IT has been two years since parliament passed an amendment to the Anti Terrorism Act of 1997 that vested extraordinary powers in the Rangers in Sindh to detain people on suspicion of involvement in terrorist activity, or of facilitating terrorism.
The amendment is called Section 11EEEE, and it was passed to put some teeth into the Karachi operation that had begun only a few weeks earlier.
Since then, the amendment has been used widely to detain all manner of people, from members of political parties to extortionist gangs and individuals belonging to banned outfits, as well as officers of a state-owned gas company.
Originally, the Rangers were the sole agency vested with the powers under this extraordinary amendment, but as of this summer, the Counter Terrorism Department of Sindh Police and the FIA have also been notified to exercise the same extraordinary powers of detention contained in this law.
The powers empower the notified law-enforcement agency to detain for up to 90 days on ground of suspicion alone, and without any judicial oversight.
Dr Asim Hussain is probably the most high-profile individual detained under this law, and the scope and depth of the investigation carried out against him is quite possibly unprecedented.

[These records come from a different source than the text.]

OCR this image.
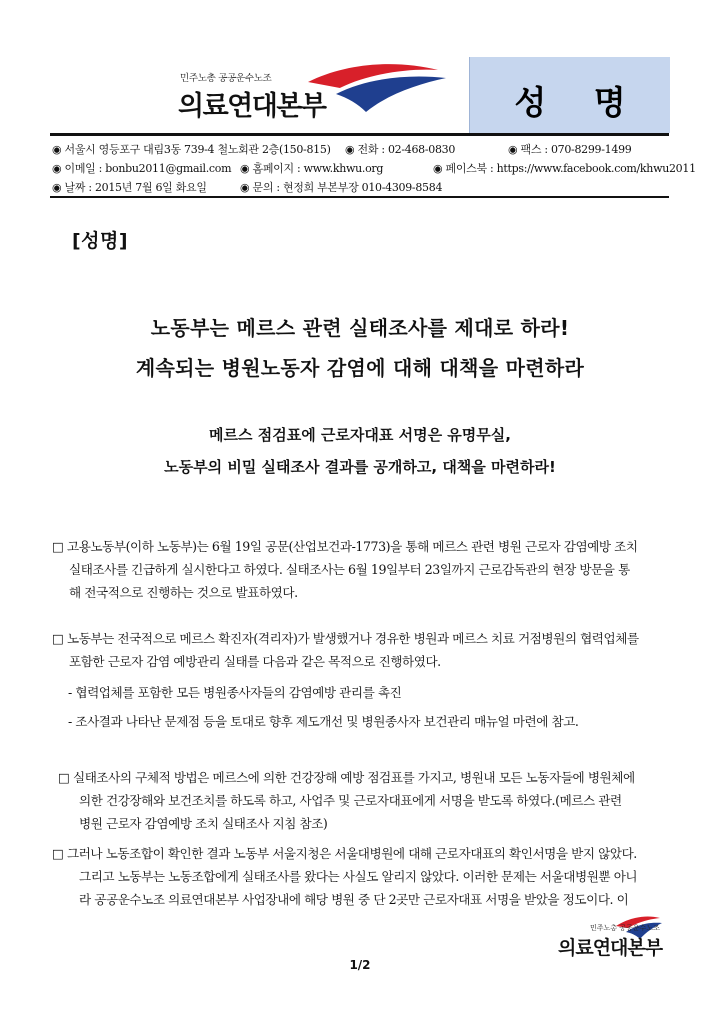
민주노총 공공운수노조
의료연대본부	성 명
◉ 서울시 영등포구 대림3동 739-4 철노회관 2층(150-815) ◉ 전화 : 02-468-0830	◉ 팩스 : 070-8299-1499
◉ 이메일 : bonbu2011@gmail.com ◉ 홈페이지 : www.khwu.org	◉ 페이스북 : https://www.facebook.com/khwu2011
◉ 날짜 : 2015년 7월 6일 화요일	◉ 문의 : 현정희 부본부장 010-4309-8584
[성명]
노동부는 메르스 관련 실태조사를 제대로 하라!
계속되는 병원노동자 감염에 대해 대책을 마련하라
메르스 점검표에 근로자대표 서명은 유명무실,
노동부의 비밀 실태조사 결과를 공개하고, 대책을 마련하라!
□ 고용노동부(이하 노동부)는 6월 19일 공문(산업보건과-1773)을 통해 메르스 관련 병원 근로자 감염예방 조치
실태조사를 긴급하게 실시한다고 하였다. 실태조사는 6월 19일부터 23일까지 근로감독관의 현장 방문을 통
해 전국적으로 진행하는 것으로 발표하였다.
□ 노동부는 전국적으로 메르스 확진자(격리자)가 발생했거나 경유한 병원과 메르스 치료 거점병원의 협력업체를
포함한 근로자 감염 예방관리 실태를 다음과 같은 목적으로 진행하였다.
- 협력업체를 포함한 모든 병원종사자들의 감염예방 관리를 촉진
- 조사결과 나타난 문제점 등을 토대로 향후 제도개선 및 병원종사자 보건관리 매뉴얼 마련에 참고.
□ 실태조사의 구체적 방법은 메르스에 의한 건강장해 예방 점검표를 가지고, 병원내 모든 노동자들에 병원체에
의한 건강장해와 보건조치를 하도록 하고, 사업주 및 근로자대표에게 서명을 받도록 하였다.(메르스 관련
병원 근로자 감염예방 조치 실태조사 지침 참조)
□ 그러나 노동조합이 확인한 결과 노동부 서울지청은 서울대병원에 대해 근로자대표의 확인서명을 받지 않았다.
그리고 노동부는 노동조합에게 실태조사를 왔다는 사실도 알리지 않았다. 이러한 문제는 서울대병원뿐 아니
라 공공운수노조 의료연대본부 사업장내에 해당 병원 중 단 2곳만 근로자대표 서명을 받았을 정도이다. 이
민주노총 공공운수노조
의료연대본부
1/2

But the charges levelled against him in the FIR contain no reference to terror financing, showing that whatever else he might be guilty of, not a shred of evidence appears to have been found implicating him in the original charge under which he was detained.
The case — and many other cases that have a similar pattern — illustrates the dire need for a review of Section 11EEEE of the ATA to ensure that the extraordinary powers granted to law enforcement through it are not being misused.

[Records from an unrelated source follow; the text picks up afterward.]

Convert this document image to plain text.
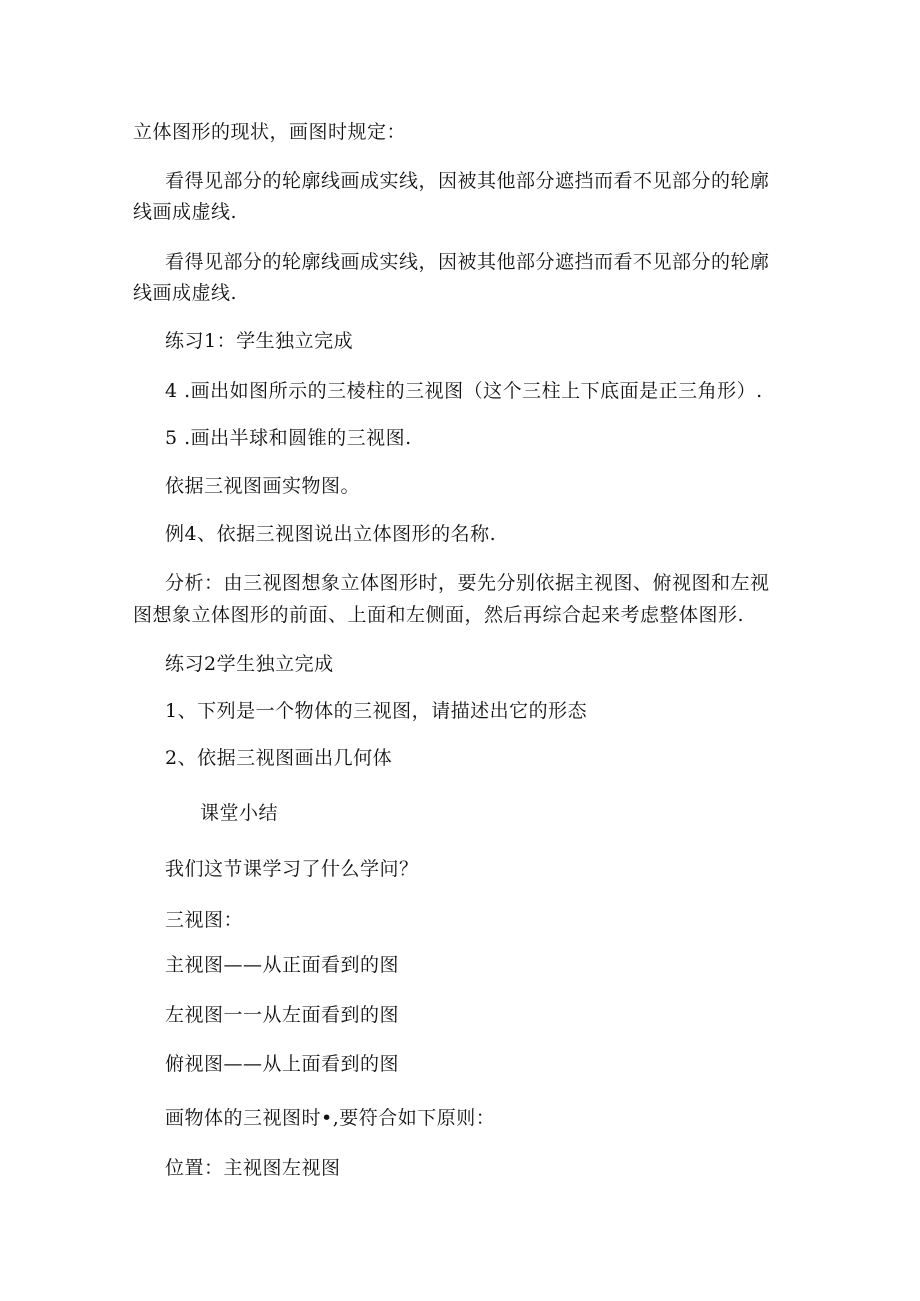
立体图形的现状，画图时规定：
看得见部分的轮廓线画成实线，因被其他部分遮挡而看不见部分的轮廓
线画成虚线.
看得见部分的轮廓线画成实线，因被其他部分遮挡而看不见部分的轮廓
线画成虚线.
练习1：学生独立完成
4 .画出如图所示的三棱柱的三视图（这个三柱上下底面是正三角形）.
5 .画出半球和圆锥的三视图.
依据三视图画实物图。
例4、依据三视图说出立体图形的名称.
分析：由三视图想象立体图形时，要先分别依据主视图、俯视图和左视
图想象立体图形的前面、上面和左侧面，然后再综合起来考虑整体图形.
练习2学生独立完成
1、下列是一个物体的三视图，请描述出它的形态
2、依据三视图画出几何体
课堂小结
我们这节课学习了什么学问？
三视图：
主视图——从正面看到的图
左视图一一从左面看到的图
俯视图——从上面看到的图
画物体的三视图时•,要符合如下原则：
位置：主视图左视图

Thus far no data exists of the number of people detained under this law, yet we know from observing court activity that most of those detained are either released without any charges, or are charged with criminal activity that has little or nothing to do with terrorism.
This apparent pattern makes it important to conduct a review of how well this law has served to advance the fight against terrorism and militancy specifically, for which it was designed.
The review should aim to provide us with answers to three specific questions: how many people have been detained under this law thus far?
How many of them have been charged with an offence? And how many convictions have been obtained?
If the federal government proves reticent in initiating such a review, an MNA should raise these questions as part of question hour in the National Assembly and demand a response from the government.
It is crucial to determine whether the tools designed to fight militancy and terrorism are not being used for purposes other than those they were specifically meant for.